Using Open-Source Tools in Support of Neglected Diseases Drug Discovery

Abstract: We present our efforts generating and validating multiple predictive machine learning models (e.g., random forests, k-nearest neighbors, support vector machines, self-organizing maps, naïve Bayes) in support of neglected tropical diseases drug discovery. Screening data, retrieved from ChEMBL-NTD (https://www.ebi.ac.uk/chemblntd/), was used to construct and validate the models. Programs written using the R software ecosystem (http://www.r-project.org/) and the Python software ecosystem (https://www.python.org/) were used for data retrieval, curation, visualization, analysis, mining, and reporting. End-to-end workflows using both of these software ecosystems will be presented. We demonstrate how one might access these models using Shiny, a web application framework for R (http://shiny.rstudio.com/), and Jupyter notebooks (http://jupyter.org/). Each of the models is collected into a compendium, a ‘container’ for all those elements that make up a model and its associated description: the primary data, the annotated computational code, figures, tables, and derived data together with textual documentation and conclusions. These compendia are meant to enable the practice of reproducible research. One may re-run the analyses; run the analyses with new data sets; modify the code for other purposes. The primary purpose of this work is to make the functionality of the R scripts and Python scripts (i.e., the predictive models) available to interested parties, regardless of their knowledge of R or Python. Free and open access to predictive models supporting neglected diseases drug discovery is meant to complement the research activities of all investigators, and in particular, those with limited access to computational tools and algorithms.

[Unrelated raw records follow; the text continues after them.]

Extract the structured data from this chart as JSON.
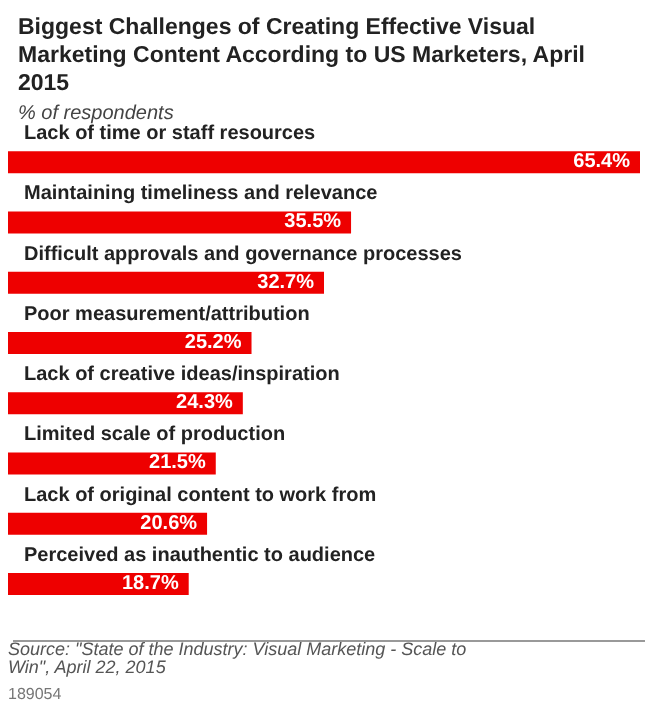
{
  "chart_data": {
    "type": "bar",
    "orientation": "horizontal",
    "title": "Biggest Challenges of Creating Effective Visual Marketing Content According to US Marketers, April 2015",
    "subtitle": "% of respondents",
    "categories": [
      "Lack of time or staff resources",
      "Maintaining timeliness and relevance",
      "Difficult approvals and governance processes",
      "Poor measurement/attribution",
      "Lack of creative ideas/inspiration",
      "Limited scale of production",
      "Lack of original content to work from",
      "Perceived as inauthentic to audience"
    ],
    "values": [
      65.4,
      35.5,
      32.7,
      25.2,
      24.3,
      21.5,
      20.6,
      18.7
    ],
    "value_labels": [
      "65.4%",
      "35.5%",
      "32.7%",
      "25.2%",
      "24.3%",
      "21.5%",
      "20.6%",
      "18.7%"
    ],
    "color": "#ee0000",
    "annotations": [
      "Source: \"State of the Industry: Visual Marketing - Scale to Win\", April 22, 2015",
      "189054"
    ]
  }
}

Bio: Paul received his PhD in Physical Chemistry from Rensselaer Polytechnic Institute; received his Postdoctoral fellowship with IBM Data Systems Division; previously worked as a computational chemist (QSAR, QSPR, ligand-based and structure-based pharmacophore development, cheminformatics) at Sterling Winthrop Research Institute, Procept, Pfizer and Scynexis; and is currently the Senior Data Scientist at Solvay.